For those who would constantly rest fast bowlers while wrapping them in cotton wool, Jimmy Anderson had a message yesterday. “I think I need another game, I think I need to get more miles in my legs,” he said.
It was by way of Anderson’s personal plea to be allowed to play in England’s match against Australia A which starts at the former Bellerive Oval tomorrow. As the leader of the attack and its most important component, he is likely to have his way unless the management and their advisers think the final warm-up game in Sydney next week might be a wiser option. That match finishes five days before the start of the first Test of the Ashes series in Brisbane.
“You can bowl as much as you want in the nets,” said Anderson. “But actually getting the overs in your legs, and having a second and third spell through the day, and having to stay out in the field, is a completely different feeling. Then trying to bowl again in the morning, when you can barely get out of bed, is something you need to get used to again.”
Anderson was the only one of the four England fast bowlers to be bang on the button in the opening match in Perth last week. With Stuart Broad, his Test opening partner, certain to play, it is possible that England may not wish to show too much of their hand at this stage.
Several of Australia’s A batsmen are in contention for the Test team, but then, given the lack of direction and recent success, that is probably true of almost all the country’s professional cricketers. George Bailey, hotly tipped to make a debut, is not on duty, but his fellow Tasmanian, Alex Doolan, is in the team.
Doolan, who is 28 later this month and from Launceston like both Bailey and Ricky Ponting, is in prime form.
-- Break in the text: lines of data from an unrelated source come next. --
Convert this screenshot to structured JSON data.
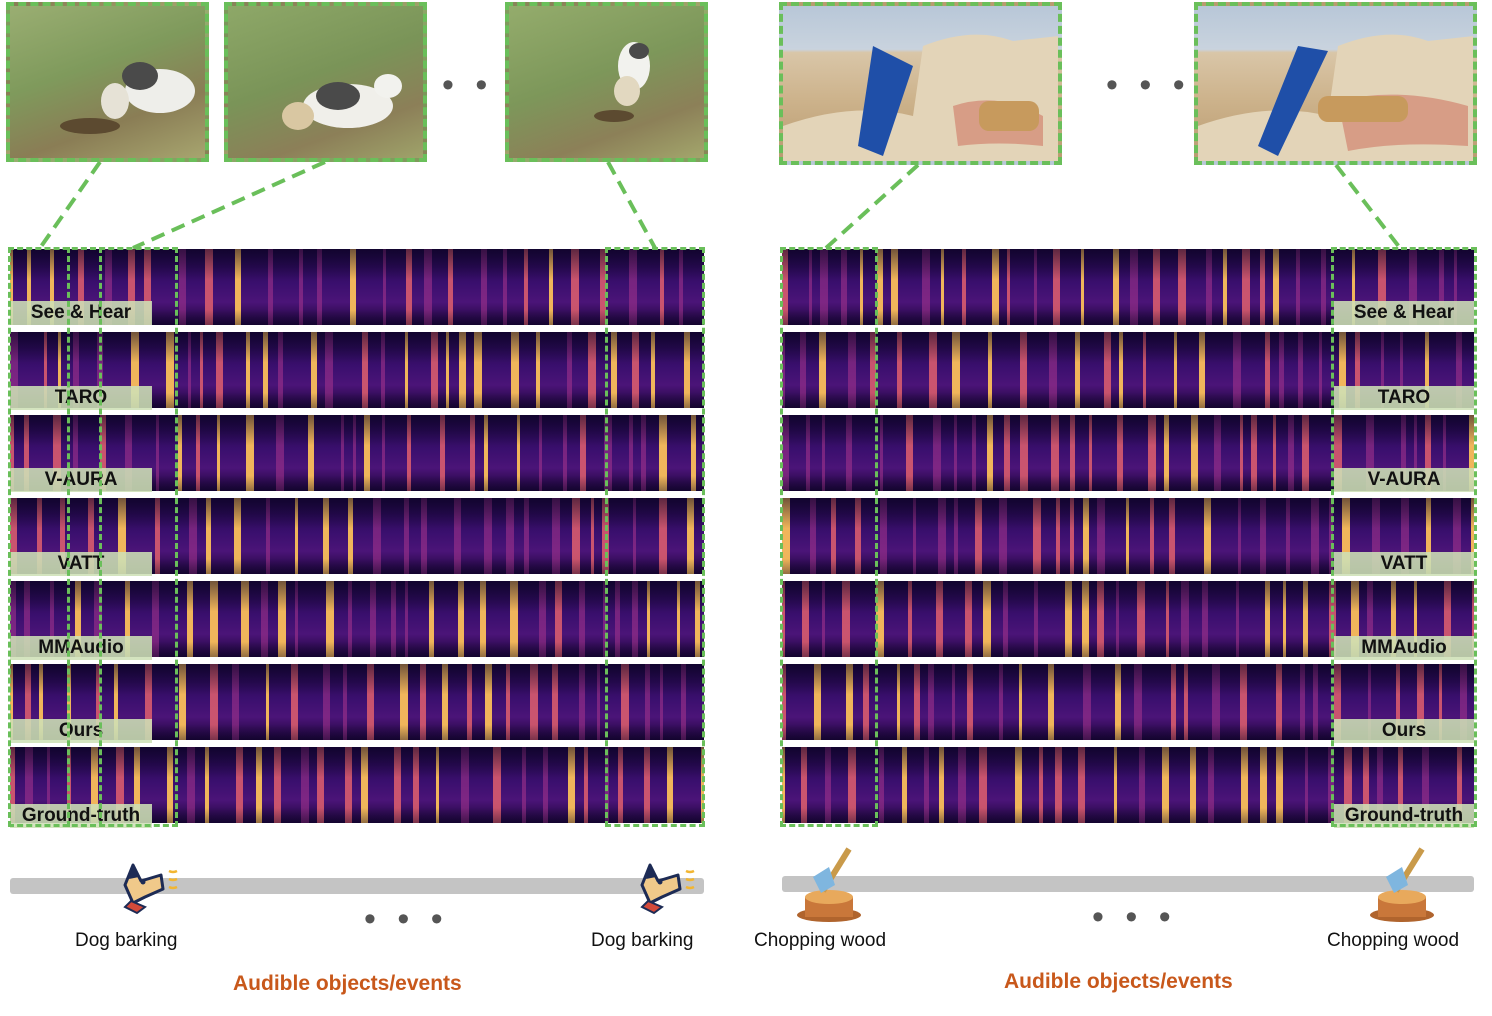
{
  "methods": [
    "See & Hear",
    "TARO",
    "V-AURA",
    "VATT",
    "MMAudio",
    "Ours",
    "Ground-truth"
  ],
  "panels": [
    {
      "id": "dog",
      "frame_ellipsis": "• • •",
      "timeline_ellipsis": "• • •",
      "events": [
        "Dog barking",
        "Dog barking"
      ],
      "footer": "Audible objects/events"
    },
    {
      "id": "wood",
      "frame_ellipsis": "• • •",
      "timeline_ellipsis": "• • •",
      "events": [
        "Chopping wood",
        "Chopping wood"
      ],
      "footer": "Audible objects/events"
    }
  ],
  "colors": {
    "accent_green": "#6abf5a",
    "label_bg": "#cee0b6",
    "footer_orange": "#c8581b",
    "timeline_gray": "#c4c4c4"
  },
  "icons": [
    "dog-barking-icon",
    "axe-stump-icon"
  ]
}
He made a century in the opening Sheffield Shield match last week, which followed a splendid 2012-13 season.
“I’m sure it is my big chance,” he said yesterday. “It’s no secret the Australian team hasn’t been performing the way everyone would’ve liked. So I’m lucky I’m in the boat with quite a few others and fortunate to be playing this game against England, whether this is my one and only chance I don’t know.”
As well as Broad, England will bring in Alastair Cook, the captain, Graeme Swann and Kevin Pietersen for their first appearances of the tour.
Matt Prior, who stood in for Cook as captain in last week’s curtain-raiser, was aware of the shortcomings. He said: “It was important to get the cobwebs out with that first game. There was gradual improvement over the three days and against Australia A so we have to improve again on the pitch. We are here to win games of cricket.”